(You can skip this. It’s autobiographical)
Generative AI crept up on me. It shouldn’t have. When I was rather young my world centered around science fiction, and sentient robots were a close second only to space ships that went faster than light.
When I got older I was interested enough in this stuff to devote more than a precious decade of the prime of my life to understanding brains. I got distracted and went in too deep: I had intended to build brains, but I ended up studying them.
I spent too much time on that and at some point I ragequit and went off to do something else and the next thing I know, the damn computers are writing poetry and making sketches.
I should have been paying more attention.
On the computer side of things I had left the field at the point when speech recognition was hard (“How do you deal with accents?”, “What happens where there is background noise?”, “Cepstrum”) and computer vision was begin derided (“In 1960 some genius at MIT thought Conputer Vision was a summer project for an intern. Those idiots.”).
I vaguely remember using a voice based menu on a landline one day and thinking “Hmm, they seem to have made some progress on the recognition front, don’t they?”
Then I saw people using dictation software and then “Siri” but I kept doing what I was doing.
I remember reading, with some amusement, people fiddling around with “hallucinations” generated by forcing noise “backwards” through networks that, when run forwards, did pedestrian things like classify images.
Then I blinked and the world turned into this.
In later posts I will talk a little about where I personally find value in generative A.I. and what I think our world will look like with this genie out of the bottle.
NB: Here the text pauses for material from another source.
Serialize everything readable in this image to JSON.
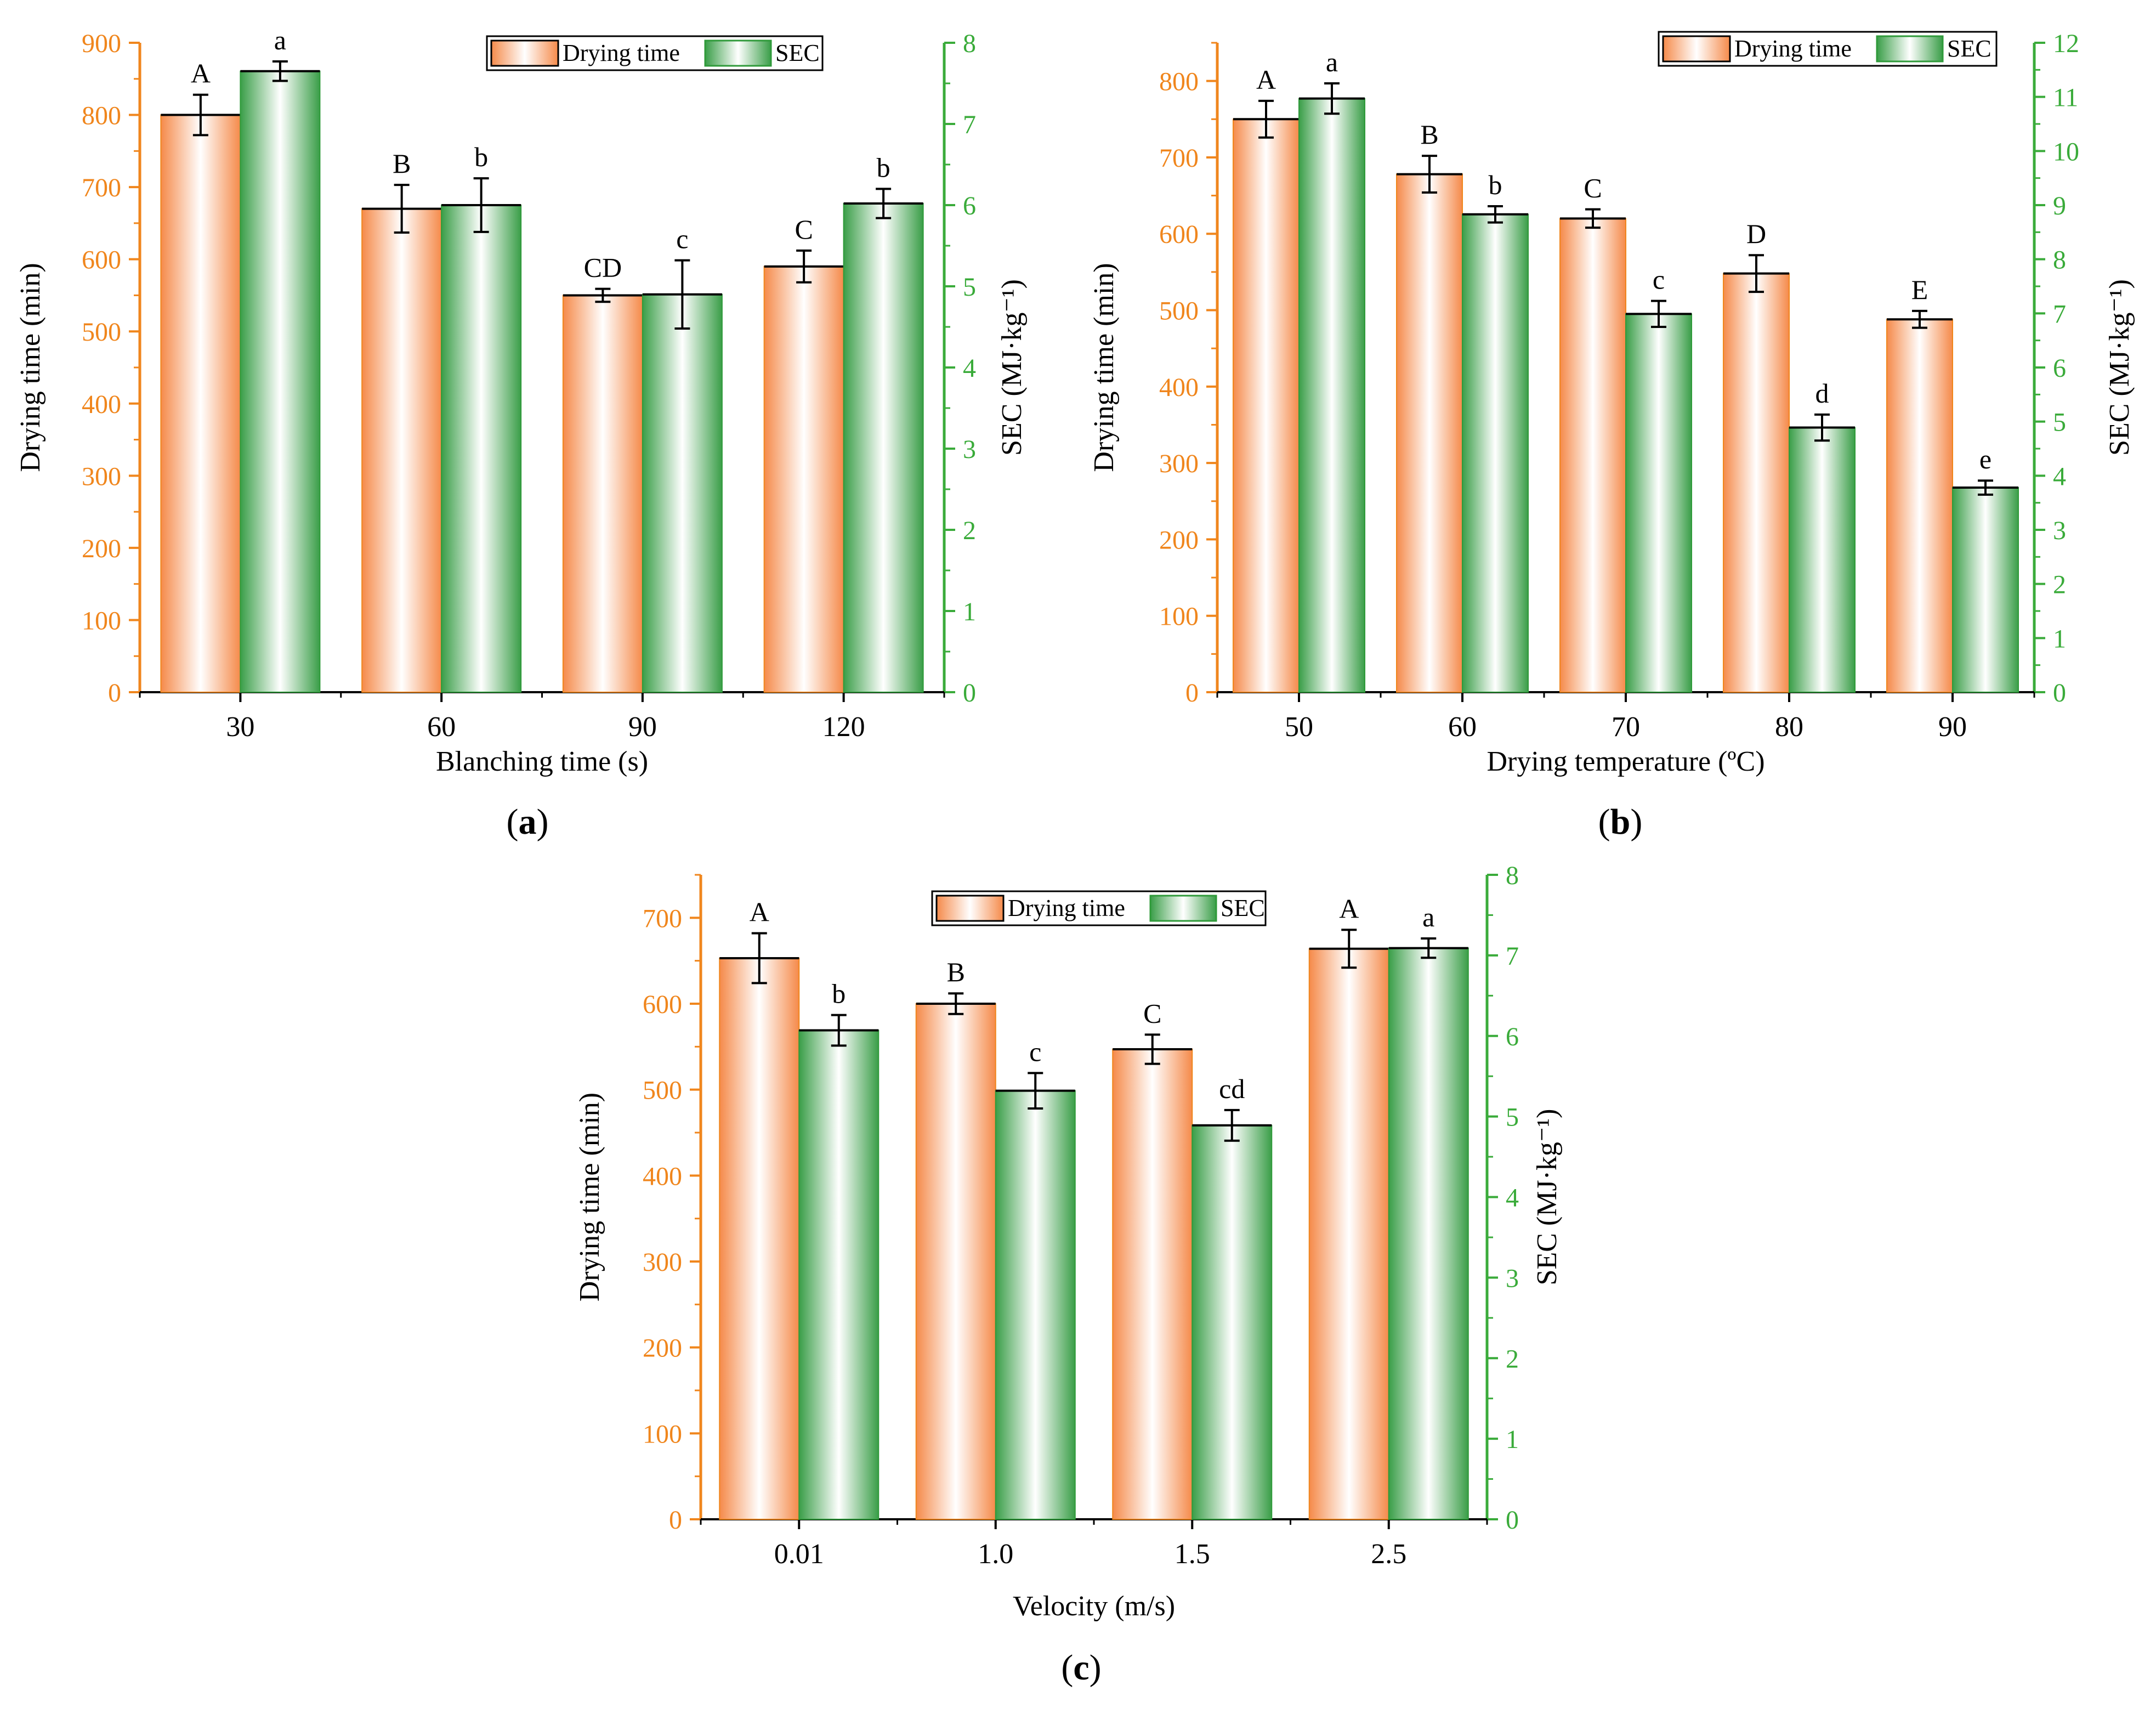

Today, I want to talk about the fact that robots now write poetry and make art. You know, the things we assumed only humans could do.
When the first large language models came on the scene, I stared slack jawed at their outputs. Many people focus on the negatives, such as that they were hallucinations, that they “made up facts.”
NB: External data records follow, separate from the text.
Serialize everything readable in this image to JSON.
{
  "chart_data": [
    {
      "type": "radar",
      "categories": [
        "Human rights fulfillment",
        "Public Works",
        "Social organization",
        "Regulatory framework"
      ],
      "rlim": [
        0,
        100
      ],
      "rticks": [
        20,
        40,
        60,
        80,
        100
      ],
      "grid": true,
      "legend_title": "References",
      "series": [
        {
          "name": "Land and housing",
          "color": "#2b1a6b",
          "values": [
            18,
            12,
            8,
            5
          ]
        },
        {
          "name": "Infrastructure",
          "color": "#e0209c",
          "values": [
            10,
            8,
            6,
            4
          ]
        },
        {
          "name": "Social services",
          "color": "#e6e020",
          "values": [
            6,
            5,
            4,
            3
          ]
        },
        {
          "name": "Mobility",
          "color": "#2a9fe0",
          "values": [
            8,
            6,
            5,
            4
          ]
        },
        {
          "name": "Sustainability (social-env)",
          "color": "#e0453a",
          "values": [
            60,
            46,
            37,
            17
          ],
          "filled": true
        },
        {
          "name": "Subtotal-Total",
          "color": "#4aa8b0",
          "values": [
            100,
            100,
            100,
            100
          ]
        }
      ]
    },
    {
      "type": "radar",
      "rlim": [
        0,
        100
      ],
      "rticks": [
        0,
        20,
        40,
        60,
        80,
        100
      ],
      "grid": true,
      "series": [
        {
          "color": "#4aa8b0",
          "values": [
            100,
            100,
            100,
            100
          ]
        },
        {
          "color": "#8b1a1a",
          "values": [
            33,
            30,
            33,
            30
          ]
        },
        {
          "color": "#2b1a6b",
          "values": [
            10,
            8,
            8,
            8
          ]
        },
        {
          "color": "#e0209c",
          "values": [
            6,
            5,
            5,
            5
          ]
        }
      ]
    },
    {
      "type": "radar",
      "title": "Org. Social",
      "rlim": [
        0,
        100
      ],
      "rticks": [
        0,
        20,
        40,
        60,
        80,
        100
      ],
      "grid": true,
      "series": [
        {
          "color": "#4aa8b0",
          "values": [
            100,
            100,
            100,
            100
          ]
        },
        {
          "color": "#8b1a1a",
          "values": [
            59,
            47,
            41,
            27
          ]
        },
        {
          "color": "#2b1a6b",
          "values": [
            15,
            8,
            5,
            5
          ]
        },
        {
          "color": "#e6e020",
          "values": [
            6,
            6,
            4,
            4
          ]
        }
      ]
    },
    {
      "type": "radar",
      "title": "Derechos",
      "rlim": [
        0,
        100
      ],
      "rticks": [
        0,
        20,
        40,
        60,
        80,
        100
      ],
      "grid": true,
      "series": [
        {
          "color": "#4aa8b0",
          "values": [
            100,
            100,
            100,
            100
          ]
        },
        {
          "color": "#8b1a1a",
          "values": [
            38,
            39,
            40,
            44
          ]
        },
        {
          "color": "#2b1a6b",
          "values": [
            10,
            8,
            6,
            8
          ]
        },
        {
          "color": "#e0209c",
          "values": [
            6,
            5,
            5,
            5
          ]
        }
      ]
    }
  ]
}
These people are missing the forest for the trees.
In 2000 if you told me that a computer would generate a novel coherent sentence, let alone several paragraphs of grammatically correct English I would have called you a liar.
The fact that you can feed a large body of well written English into an algorithm that then creates a matrix which then can be repeatedly cranked to spit out, one word (or even semi-word “token”) by word, whole paragraphs that, at the very least, would get you an A in grammar, says something profound about language, if not intelligence.
It says that language and thought has some kind of regularity that can be learned statistically.
Much effort has been spent in studying language acquisition in humans. One of many observations is that we acquire language by repeated example. Even though we get formal schooling in grammar, strictly speaking, that is a recent phenomenon. For most of history and for most people, we have learned language (vocabulary and grammar) by listening to other people talk and then mimicking them.
So, in a way, it is not surprising that once we got a large enough neural network, we figured out a way to train it with enough examples of sentences and paragraphs to get it to reproduce them with enough variability.
The trickier thing for me is to comprehend how this leads to coherent paragraphs. The simplest explanation is perhaps that “all the thoughts have been thought” and “all the ideas are out there”. Basically, once you have the combined writings of a few million people you have a statistical model of every likely conversation - you have the questions and the answers that come with it.
And this raises something interesting about thinking and what thinking is. It would seem that generative A.I. is proof by demonstration that thinking is the regurgitation (there is probably a more dignified word that is currently eluding me) of thoughts we’ve experienced other express to us with some amount of novelty (randomness) sprinkled in.
On top of that, of course, is that each of us has a slightly different data set we’ve been trained on (our personal experiences differ a bit).
I guess, after typing this all out, I have come to the conclusion that thinking is actually an illusion. Our brain is one giant statistical model, a mirror, of our environment. It is “merely” a device to reflect things that comes into it with a little bit of distortion.
That’s a somewhat disappointing thought, but it has the virtue of being a non-mystical description of what we are.
Of course, there is always the possibility that these generative A.I. things are just shallow imitations of the richness that is a human mind, and once the novelty has worn off, we, I, will start to see the flaws in all that it produces and realize that there is some spark missing that will not be replicated even if we have a neural network a thousand times bigger and a training data set a thousand times larger.
But I have a feeling that is not the case. Generative A.I. has exposed the fact that our brains are statistical modeling machines, and ones that are not even that large.